The place value system
The place value system is a remarkably clever invention because using it you can give a name to any number without the need for an infinite number of symbols.
You can see that you only need n symbols to count in base n, not n-1 because you also need zero to record no groups of n things.
You need a zero to implement a place value system because you need to indicate a place even if it is empty i.e. zero.
Conventionally we use the digits 0 to 9 for bases up to 10 and the letter of the alphabet for bases greater than ten.
The use of letters is something that makes a number system look very strange and it tends to frighten people but the principles are just the same.
For example, to count in hexadecimal, i.e. base 16, you need symbols for 0 to 15, i.e. one less than the base, and these are 0 to 9, A, B,C,D,E and F.
Counting in base 16 starts out exactly like counting base 10 i.e. 0,1,2,3,4,5,6,7,8 and 9, but you don’t go to ten next because you are counting in base 16 and you only move to the next place value when you have a group of 16 to notch up. Instead you use A for ten, B for eleven and so on until you reach F for 15.
Add one more and you have a group of 16 which you write down as 10 - again not “ten” but “one zero in base 16”.
The rest is just more of the same but it still looks odd to refer to “FF” as a number - 255 to be exact - because that’s what 15 groups of 16 plus one group of 15 add up to.
You can count in any base you care to select.
You can even use a mixed base if you want to.
Just recall the examples listed earlier of money, weights and measures and what about counting the days in a year? In this case we don't even stick to a single base for the first place value as a month as 28, 30 or 31 days. Thinking about these examples and you will quickly understand what mixed base counting is all about.
What might surprise you a little more is that it is even possible to include negative numbers in a mixed base and it has some practical applications - but that’s another, and slightly esoteric, story!
What is also important about a place value system, any place value system, is that it makes the algorithms of arithmetic very simple.
You may not be aware that there is anything so difficult about arithmetic that it needs anything as dignified as an “algorithm” but that’s just because you’re not a Roman.
As I suggested earlier, doing arithmetic using Roman numerals is a big problem. You can just about manage addition but multiplication and division are next to impossible - try and figure out how to do IX times IIIV as a algorithm that doesn't first convert to decimal or any other place value system.
The place value algorithms allow you to work out a sum by processing each pair of digits in turn and handling “carries” to the next place.
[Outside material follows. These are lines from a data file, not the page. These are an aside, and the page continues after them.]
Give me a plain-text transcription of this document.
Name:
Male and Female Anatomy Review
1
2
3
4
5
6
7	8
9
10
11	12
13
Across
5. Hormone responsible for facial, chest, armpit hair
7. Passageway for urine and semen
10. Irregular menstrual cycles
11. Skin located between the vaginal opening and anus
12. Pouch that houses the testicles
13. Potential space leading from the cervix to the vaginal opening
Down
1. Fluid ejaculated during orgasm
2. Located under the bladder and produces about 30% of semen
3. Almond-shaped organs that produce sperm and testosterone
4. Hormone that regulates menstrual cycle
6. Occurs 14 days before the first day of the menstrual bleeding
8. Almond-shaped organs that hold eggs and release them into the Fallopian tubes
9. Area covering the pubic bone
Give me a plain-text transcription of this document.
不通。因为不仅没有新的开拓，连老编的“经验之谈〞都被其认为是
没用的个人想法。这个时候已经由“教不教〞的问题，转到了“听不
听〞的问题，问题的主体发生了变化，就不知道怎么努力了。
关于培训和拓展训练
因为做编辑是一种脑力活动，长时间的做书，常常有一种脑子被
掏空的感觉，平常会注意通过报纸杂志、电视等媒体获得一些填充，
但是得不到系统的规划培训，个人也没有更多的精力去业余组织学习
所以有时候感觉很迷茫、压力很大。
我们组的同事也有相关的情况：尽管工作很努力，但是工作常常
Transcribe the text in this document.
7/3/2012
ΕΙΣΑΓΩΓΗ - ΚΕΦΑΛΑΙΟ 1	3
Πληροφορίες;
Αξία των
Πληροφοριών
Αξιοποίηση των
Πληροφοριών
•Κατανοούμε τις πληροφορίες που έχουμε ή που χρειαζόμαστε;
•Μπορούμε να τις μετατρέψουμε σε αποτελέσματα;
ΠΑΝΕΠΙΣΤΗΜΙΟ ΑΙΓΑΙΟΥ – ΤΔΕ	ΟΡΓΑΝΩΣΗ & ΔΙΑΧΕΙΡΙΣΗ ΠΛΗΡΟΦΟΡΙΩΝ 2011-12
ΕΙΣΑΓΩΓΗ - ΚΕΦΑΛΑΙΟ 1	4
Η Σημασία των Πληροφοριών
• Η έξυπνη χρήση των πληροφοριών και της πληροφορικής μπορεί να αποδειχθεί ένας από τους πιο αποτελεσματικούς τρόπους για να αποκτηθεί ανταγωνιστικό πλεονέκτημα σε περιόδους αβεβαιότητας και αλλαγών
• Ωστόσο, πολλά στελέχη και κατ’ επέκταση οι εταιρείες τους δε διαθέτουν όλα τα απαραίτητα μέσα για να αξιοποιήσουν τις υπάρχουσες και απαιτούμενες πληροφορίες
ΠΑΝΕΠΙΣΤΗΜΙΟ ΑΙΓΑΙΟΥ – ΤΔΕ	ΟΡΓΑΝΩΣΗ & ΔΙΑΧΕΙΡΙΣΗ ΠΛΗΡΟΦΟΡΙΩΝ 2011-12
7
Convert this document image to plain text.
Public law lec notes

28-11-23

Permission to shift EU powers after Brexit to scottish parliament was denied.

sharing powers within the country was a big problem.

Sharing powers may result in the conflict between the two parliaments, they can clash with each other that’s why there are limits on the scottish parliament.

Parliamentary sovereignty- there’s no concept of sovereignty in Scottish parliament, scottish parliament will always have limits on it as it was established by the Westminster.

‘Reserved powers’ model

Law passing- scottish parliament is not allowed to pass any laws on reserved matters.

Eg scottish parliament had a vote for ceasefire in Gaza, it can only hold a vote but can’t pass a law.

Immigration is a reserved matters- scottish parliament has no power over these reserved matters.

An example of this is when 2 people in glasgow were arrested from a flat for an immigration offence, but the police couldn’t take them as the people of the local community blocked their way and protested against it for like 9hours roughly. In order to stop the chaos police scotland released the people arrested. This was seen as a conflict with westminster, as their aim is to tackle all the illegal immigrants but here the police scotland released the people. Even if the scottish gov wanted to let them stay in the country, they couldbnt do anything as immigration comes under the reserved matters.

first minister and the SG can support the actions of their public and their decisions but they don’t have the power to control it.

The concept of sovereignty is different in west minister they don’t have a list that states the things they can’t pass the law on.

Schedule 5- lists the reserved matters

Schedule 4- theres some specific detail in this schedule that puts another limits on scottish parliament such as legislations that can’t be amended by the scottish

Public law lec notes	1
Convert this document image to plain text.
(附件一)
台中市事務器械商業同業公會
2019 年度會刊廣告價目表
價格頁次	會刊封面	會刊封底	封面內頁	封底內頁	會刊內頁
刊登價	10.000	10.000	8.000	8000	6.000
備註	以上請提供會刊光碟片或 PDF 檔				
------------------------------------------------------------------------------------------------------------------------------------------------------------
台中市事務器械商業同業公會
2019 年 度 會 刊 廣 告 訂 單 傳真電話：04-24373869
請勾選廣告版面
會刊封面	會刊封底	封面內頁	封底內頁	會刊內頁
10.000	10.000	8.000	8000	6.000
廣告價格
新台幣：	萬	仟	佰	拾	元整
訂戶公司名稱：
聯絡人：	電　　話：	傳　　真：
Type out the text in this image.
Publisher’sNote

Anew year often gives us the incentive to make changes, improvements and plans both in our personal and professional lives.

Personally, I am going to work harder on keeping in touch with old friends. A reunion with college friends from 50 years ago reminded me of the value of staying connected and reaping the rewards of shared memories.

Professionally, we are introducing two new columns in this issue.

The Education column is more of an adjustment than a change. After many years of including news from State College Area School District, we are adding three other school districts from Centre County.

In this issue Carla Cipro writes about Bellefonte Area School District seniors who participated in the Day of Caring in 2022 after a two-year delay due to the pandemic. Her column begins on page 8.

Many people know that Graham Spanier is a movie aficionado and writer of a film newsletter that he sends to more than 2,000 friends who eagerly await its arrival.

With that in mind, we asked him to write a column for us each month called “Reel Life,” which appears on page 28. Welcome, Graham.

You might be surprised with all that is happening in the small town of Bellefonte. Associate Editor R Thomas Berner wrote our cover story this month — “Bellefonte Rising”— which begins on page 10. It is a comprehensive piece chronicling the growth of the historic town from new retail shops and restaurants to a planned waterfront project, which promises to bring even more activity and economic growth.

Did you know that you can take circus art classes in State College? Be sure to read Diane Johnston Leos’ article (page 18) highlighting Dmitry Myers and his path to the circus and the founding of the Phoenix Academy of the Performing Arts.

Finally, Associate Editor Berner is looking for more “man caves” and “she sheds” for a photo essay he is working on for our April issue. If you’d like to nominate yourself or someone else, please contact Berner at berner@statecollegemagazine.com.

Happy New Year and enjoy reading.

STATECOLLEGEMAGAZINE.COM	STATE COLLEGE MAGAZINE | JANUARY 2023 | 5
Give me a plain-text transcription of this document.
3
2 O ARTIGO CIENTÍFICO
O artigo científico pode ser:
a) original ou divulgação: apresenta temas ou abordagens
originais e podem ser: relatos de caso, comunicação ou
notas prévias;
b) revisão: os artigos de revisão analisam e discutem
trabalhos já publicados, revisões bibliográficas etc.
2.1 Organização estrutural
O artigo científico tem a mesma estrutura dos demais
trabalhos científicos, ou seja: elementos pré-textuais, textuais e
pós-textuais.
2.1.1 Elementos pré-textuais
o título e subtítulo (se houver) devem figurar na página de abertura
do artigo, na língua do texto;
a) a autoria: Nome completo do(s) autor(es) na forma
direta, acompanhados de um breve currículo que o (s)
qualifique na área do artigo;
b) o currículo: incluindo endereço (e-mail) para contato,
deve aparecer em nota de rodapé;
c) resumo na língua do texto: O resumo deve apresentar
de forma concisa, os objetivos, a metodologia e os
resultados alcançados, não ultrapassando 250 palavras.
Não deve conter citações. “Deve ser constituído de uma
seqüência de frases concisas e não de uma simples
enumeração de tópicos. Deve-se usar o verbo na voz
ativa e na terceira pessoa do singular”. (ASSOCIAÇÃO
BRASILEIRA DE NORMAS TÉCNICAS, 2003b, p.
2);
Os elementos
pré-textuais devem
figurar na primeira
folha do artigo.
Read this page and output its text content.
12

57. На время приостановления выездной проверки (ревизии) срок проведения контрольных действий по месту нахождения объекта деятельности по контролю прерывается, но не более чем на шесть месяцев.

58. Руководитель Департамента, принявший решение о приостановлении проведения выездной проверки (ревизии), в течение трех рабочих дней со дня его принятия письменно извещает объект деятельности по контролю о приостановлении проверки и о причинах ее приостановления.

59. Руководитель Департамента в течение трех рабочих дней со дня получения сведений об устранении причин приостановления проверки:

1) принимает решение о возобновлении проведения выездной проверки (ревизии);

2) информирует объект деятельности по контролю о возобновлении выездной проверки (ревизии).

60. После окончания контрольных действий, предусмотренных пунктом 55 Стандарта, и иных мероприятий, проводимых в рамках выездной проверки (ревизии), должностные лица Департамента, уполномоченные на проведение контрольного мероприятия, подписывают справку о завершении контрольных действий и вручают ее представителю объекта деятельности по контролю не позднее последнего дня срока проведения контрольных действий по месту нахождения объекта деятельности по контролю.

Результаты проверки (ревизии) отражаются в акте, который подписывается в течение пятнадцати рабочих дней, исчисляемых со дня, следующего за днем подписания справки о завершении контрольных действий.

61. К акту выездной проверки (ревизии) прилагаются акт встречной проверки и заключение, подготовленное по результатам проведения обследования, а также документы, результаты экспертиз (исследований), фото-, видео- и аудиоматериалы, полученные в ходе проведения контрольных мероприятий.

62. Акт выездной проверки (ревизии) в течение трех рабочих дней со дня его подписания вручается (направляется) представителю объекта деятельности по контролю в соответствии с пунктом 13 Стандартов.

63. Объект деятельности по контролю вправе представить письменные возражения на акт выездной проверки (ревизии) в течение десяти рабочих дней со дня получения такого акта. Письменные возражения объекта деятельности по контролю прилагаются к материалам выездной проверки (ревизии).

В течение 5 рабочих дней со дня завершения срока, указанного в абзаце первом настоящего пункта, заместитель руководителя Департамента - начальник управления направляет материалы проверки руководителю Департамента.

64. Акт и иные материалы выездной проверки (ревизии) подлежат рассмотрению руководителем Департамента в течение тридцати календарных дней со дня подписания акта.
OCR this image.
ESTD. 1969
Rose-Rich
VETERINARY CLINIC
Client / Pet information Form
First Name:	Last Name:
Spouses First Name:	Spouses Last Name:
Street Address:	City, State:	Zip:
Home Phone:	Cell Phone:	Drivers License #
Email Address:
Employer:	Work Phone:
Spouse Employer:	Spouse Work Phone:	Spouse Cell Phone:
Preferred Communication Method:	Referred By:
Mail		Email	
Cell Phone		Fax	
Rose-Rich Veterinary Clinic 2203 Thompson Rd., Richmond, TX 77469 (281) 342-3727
What is interesting is that the algorithms are the same no matter what base you are working in - as long as you remember to stay in the original base as you work.
For example, if you want to add 22 to 21 in base three you would add the first, i.e. lowest order, digits, 2+1 to get the result 10. If you added them and got 3 then you are forgetting to stay within the base that you are working in!
So the result of adding the first two digits is 0 carry 1. Adding the next two digits. i.e. the high order, 2+2 gives the result 11 and adding the carry gives 12. The final answer to 22+21 is 120 - in base three.
The general idea is that you add the symbols up in each position and then carry any result that is too big into the next positions addition.
This means you only need to know how to add the basic symbols of the number system and you can then add any pair of numbers.